Case in point -- my foray into Linux. Spent two weeks trying to get it to load up, configure the display, and set up the Ethernet connection. Ended up dumping it and moving to Windows ME. It installed in less than an hour, found ALL the hardware without having to go hunt drivers on the net.
Migrated a second Windows ME machine to XP using the upgrade package this afternoon. Went for a complete reinstall, rather than keeping what was on the hard disk originally. Install time was about 45 minutes. I confess it didn't find the integrated sound system on the first boot, but it found everything else, and three minutes after I put in the CD with the motherboard drivers, it was making sound.
One comment made by one of the forum members in the "Why Windows will never replace Linux (for now)" thread was particularly telling -- the gentleman flat came out and admitted that EVERYONE had trouble installing Linux. Gripe about Windows and Microsoft all you want, but they probably do the best job of supporting the customer as far as getting a functional install on a ragtag assortment of hardware. That's why I'll spend the hundred bucks (US) to get an upgrade to XP, instead of downloading a free copy of Linux. I want to USE my computer, not fiddle with it.

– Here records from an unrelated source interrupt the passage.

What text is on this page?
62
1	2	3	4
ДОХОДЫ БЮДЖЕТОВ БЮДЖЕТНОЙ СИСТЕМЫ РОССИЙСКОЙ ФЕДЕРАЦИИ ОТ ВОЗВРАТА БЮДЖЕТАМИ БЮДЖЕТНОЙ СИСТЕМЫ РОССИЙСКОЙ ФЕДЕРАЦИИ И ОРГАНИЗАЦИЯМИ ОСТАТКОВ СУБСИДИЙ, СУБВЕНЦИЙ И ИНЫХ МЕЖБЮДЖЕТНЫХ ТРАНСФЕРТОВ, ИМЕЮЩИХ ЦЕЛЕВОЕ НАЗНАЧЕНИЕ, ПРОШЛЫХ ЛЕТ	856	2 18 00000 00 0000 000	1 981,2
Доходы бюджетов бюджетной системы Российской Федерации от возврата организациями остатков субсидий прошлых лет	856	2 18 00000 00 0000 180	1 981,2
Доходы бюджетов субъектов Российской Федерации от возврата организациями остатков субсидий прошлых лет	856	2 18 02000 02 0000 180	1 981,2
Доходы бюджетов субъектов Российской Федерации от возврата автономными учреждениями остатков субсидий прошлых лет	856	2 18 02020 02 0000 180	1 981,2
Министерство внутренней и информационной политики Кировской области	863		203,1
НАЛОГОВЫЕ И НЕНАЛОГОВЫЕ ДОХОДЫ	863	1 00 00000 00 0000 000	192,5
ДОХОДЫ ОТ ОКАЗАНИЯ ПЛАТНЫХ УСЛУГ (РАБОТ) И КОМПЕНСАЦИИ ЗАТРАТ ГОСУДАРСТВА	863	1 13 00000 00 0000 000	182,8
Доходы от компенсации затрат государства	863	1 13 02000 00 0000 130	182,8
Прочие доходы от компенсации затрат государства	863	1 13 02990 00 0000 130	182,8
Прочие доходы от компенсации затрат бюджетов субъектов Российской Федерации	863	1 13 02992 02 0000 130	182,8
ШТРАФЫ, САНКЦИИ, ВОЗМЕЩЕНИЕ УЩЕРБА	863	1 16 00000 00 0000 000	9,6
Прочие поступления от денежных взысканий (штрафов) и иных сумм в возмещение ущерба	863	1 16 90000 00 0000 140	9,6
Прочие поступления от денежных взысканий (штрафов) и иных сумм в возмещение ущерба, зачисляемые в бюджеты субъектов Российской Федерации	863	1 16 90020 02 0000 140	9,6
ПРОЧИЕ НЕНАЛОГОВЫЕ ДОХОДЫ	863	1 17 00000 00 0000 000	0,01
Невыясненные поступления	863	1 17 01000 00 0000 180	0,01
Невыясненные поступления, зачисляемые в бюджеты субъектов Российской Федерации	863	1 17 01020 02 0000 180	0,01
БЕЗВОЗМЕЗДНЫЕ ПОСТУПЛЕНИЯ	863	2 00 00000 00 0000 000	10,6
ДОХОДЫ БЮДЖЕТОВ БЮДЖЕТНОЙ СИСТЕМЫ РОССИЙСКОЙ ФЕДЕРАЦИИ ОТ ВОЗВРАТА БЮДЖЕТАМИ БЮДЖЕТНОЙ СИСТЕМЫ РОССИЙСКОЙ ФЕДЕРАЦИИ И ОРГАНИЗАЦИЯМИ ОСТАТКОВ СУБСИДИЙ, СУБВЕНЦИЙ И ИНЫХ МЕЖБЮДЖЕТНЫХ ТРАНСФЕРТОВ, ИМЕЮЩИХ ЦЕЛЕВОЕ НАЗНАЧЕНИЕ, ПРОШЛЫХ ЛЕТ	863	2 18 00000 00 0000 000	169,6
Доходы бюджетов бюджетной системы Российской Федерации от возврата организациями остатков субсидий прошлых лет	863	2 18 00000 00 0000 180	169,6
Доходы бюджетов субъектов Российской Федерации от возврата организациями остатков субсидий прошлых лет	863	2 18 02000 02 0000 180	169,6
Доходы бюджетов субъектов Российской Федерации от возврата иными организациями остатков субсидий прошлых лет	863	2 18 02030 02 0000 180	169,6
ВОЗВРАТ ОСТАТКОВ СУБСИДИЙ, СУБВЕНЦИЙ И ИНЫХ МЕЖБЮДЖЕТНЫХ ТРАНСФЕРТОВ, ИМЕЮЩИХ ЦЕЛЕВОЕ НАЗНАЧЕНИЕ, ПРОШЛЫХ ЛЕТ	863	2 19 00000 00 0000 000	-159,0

I've looked at MenuetOS -- I like the potential in what I see, but for the moment, it's pretty much a cardboard shell. Looks good, does a few things well, has ZERO support and absolutely NO formal documentation. As soon as they get to a release number greater than or equal to 1 (current release is .75), it might be useable for something other than a hobby machine.
Sloppy coding in Windows? You can make a case for it, though it might be interesting to see what percentage of the modules contain "errors" and exploitable flaws when compared to the system overall. I --think-- they wrote the code to do the tasks specified at that time, and made a reasonable effort to anticipate possible problems. One of the axioms of programming since CP/M days is that no matter what safeguards you build into your code, some ingenious idiot will find a way to sneak bad data or malicious intent around them.
Nobody offers an OS that comes even close to the functionality and ease of use that Windows does, with the exception of Apple and their Macintosh OS's. Windows got out on the market with the widest distribution and the greatest number of installations. To think that everyone is just going to migrate to some mythical equivalent OS overnight at zero cost is about as reasonable to expect some Microsoft programmer to cut a few lines of code some evening to correct some just-discovered flaw in the base software and make it available as an upgrade. Fixes take time when other code is built on the code that's been altered -- you've lost all the field experience from having the original code out in the field, actually being used by the people who paid for it to begin with. You can't tell me that you software jockeys out there havent spent several sleepless days or weeks chasing down bugs created by some relatively minor change in a program you've written that rippled outward and messed up something else.
That said, I feel that Windows is probably too large and certainly too expensive. I subscribe to the Borland Turbo Pascal for DOS pricing scheme -- if you get the price down to $49.95, people will buy all the copies they need, rather than pirating a copy from somewhere else. Witness iTune's success with 99 cents a song downloads.